Implementation of models for my bachelor's thesis.
The following image-to-image translation models are implemented using PyTorch and PyTorch Lightning:
- Pix2Pix (Isola et al. 2018);
- Attention U-net (Oktay et al. 2018);
- Residual U-net with the following basic blocks:
- Res18 (He et al. 2015);
- Res50 (He et al. 2015);
- ResV2 (He et al. 2016);
- ResNeXt (Xie et al. 2017).
- Trans U-net (Chen et al. 2021);
- Palette (Saharia et al. 2022).
More models can easily be added by using the UnetWrapper
class.
The following loss functions are implemented:
- GAN loss, using Pix2Pix' discriminator (to change the used adversarial
network, you must change the
Discriminator
class inmodels/wrapper.py
); - MSE loss;
- SSIM loss;
- PSNR loss.
- Combination of SSIM and PSNR loss.
The organisation of your data does not matter. The only important thing is the data file, a YAML file containing a list of input-ground truth entries. The input and ground truth files must be relative to the directory of the data file. For example:
- input: input/00001.png
ground_truth: ground_truth/00001.png
- input: input/00002.png
ground_truth: ground_truth/00002.png
- input: input/00003.png
ground_truth: ground_truth/00003.png
To train a model, run the following:
python main.py <run name> <options>
When training, the model with the highest SSIM on the validation dataset will be selected as the "best" checkpoint.

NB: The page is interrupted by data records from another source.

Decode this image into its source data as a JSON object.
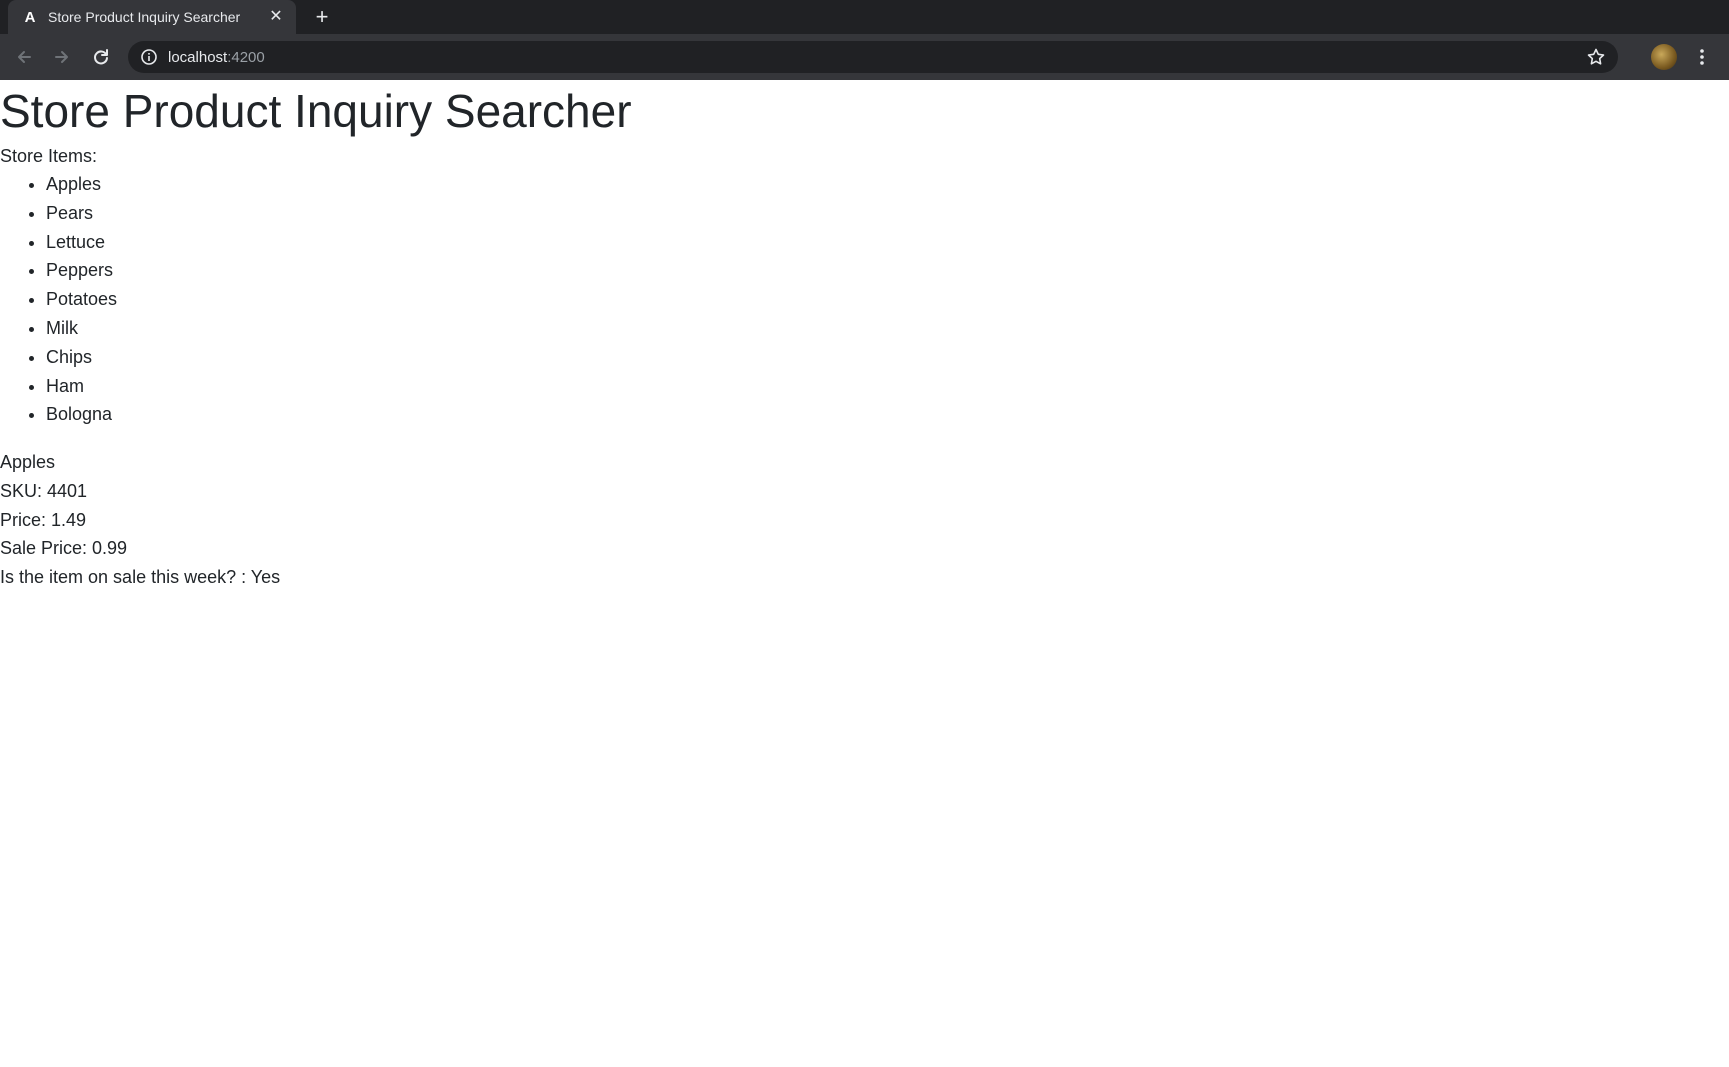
{
  "browser": {
    "tab_title": "Store Product Inquiry Searcher",
    "tab_favicon": "A",
    "url_host": "localhost",
    "url_port": ":4200"
  },
  "page": {
    "title": "Store Product Inquiry Searcher",
    "items_label": "Store Items:",
    "items": [
      "Apples",
      "Pears",
      "Lettuce",
      "Peppers",
      "Potatoes",
      "Milk",
      "Chips",
      "Ham",
      "Bologna"
    ],
    "selected": {
      "name": "Apples",
      "sku_label": "SKU: 4401",
      "price_label": "Price: 1.49",
      "sale_price_label": "Sale Price: 0.99",
      "on_sale_label": "Is the item on sale this week? : Yes"
    }
  },
  "colors": {
    "tabstrip": "#202124",
    "toolbar": "#35363a",
    "text": "#212529"
  }
}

To test a trained model, run the following:
python report.py <report name> <options>
It essentially takes a model checkpoint and test data file as input and outputs metrics and information about the model. The following metrics are reported:
- SSIM per image;
- PSNR per image;
- Mean SSIM;
- Mean PSNR;
- Mean RMSE;
- FLOPs;
- Parameter count;
- SSIM over depth (vertically) of the image (this is only relevant for PAI reconstruction).
- Outputs of the model.